Tout en parlant et tout en admirant les ébauches, le vicomte Annibal Gioja faisait le tour de l’atelier et s’approchait insensiblement du chevalet qui supportait la toile recouverte d’un voile.
– Cher et illustre, reprit-il en continuant sa revue, si j’étais riche, je sortirais de chez vous ruiné… Est-ce que vous avez toujours porté ce nom de M. Cœur?
– Toujours, répliqua Roland qui désormais semblait s’attendre à quelque chose d’impossible.
– Nous autres Napolitains, dit Annibal, découvrant sa splendide mâchoire en un éblouissant sourire, nous feuilletons, comme si c’était un beau livre, la vie de nos maîtres bien-aimés… Je parie que derrière cette draperie il y a un ravissant secret!

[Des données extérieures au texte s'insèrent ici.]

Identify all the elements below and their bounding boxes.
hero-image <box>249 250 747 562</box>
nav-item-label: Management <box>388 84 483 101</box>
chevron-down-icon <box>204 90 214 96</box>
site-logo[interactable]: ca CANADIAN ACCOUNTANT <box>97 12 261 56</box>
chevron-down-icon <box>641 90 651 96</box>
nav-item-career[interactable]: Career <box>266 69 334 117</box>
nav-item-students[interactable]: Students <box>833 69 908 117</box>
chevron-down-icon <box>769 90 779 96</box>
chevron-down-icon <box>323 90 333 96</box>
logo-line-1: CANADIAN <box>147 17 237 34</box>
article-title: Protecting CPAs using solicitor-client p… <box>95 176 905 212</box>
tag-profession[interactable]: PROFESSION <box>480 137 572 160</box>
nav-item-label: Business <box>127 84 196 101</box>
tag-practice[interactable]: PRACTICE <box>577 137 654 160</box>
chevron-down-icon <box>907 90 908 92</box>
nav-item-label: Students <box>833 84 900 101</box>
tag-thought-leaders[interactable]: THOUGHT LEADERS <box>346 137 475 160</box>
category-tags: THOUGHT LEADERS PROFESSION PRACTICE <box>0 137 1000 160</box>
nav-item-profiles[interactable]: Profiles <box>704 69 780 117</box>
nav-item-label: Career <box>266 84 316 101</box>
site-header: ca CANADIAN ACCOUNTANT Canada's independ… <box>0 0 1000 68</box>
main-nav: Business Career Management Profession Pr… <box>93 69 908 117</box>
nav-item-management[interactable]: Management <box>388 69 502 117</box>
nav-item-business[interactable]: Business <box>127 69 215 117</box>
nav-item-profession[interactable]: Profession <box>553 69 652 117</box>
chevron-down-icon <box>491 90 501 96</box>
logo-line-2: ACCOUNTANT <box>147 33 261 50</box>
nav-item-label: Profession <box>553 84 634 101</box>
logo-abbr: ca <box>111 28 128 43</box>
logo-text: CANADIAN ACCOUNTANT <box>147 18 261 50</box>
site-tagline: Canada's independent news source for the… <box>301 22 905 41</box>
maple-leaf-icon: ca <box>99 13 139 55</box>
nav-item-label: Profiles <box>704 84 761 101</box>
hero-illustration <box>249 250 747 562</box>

– Je ne sais pas encore pourquoi vous êtes venu chez moi, Monsieur le vicomte, dit sèchement Roland qui fit un pas vers lui. Je crois vous connaître de vue…
Annibal l’interrompit par un signe de tête plein d’aménité.
– J’ai souvent l’honneur d’accompagner ces dames, murmura-t-il du ton le plus engageant, elles vous ont remarqué… toutes deux… et l’une d’elles a l’idée de vous pousser dans le monde.
En prononçant ces derniers mots, il aviva le feu sacré de ses yeux jusqu’à produire des étincelles. Sa main disparut derrière son dos et saisit la draperie qui glissa sur sa tringle en produisant un petit bruit métallique.
Le vicomte Annibal opéra un quart de conversion et lança un coup d’œil triomphant au tableau.
Mais l’heureuse expression qui égayait son visage disparut soudain. Roland avait fait un pas de plus. La main du vicomte Annibal ne put achever son travail, prise qu’elle était et arrêtée dans un étau de fer.
Roland avait refermé ses doigts sur le poignet du vicomte, et le vicomte cessa incontinent de briller. Ce fut comme l’éteignoir posé sur une bougie. La physionomie du malheureux trait d’union exprima désormais deux sentiments bien accusés: le désappointement et la frayeur.
Le désappointement naissait de ce fait que la draperie, en glissant sur sa tringle, avait découvert une figure inconnue, au lieu de celle que le vicomte Annibal s’attendait à voir.
La frayeur venait tout uniment de la pression vigoureuse qui lui écrasait le poignet, combinée avec la sauvage colère décomposant les traits du jeune peintre.
Le vicomte Annibal Gioja, des marquis Pallante, avait rôdé bien longtemps autour du pavillon de M. Cœur avant de s’y pouvoir introduire; mais, maintenant, il regrettait sa réussite. Il eût doublé le double louis donné à ce bon Jean pour être dans la rue des Mathurins-Saint-Jacques, où sa voiture l’attendait.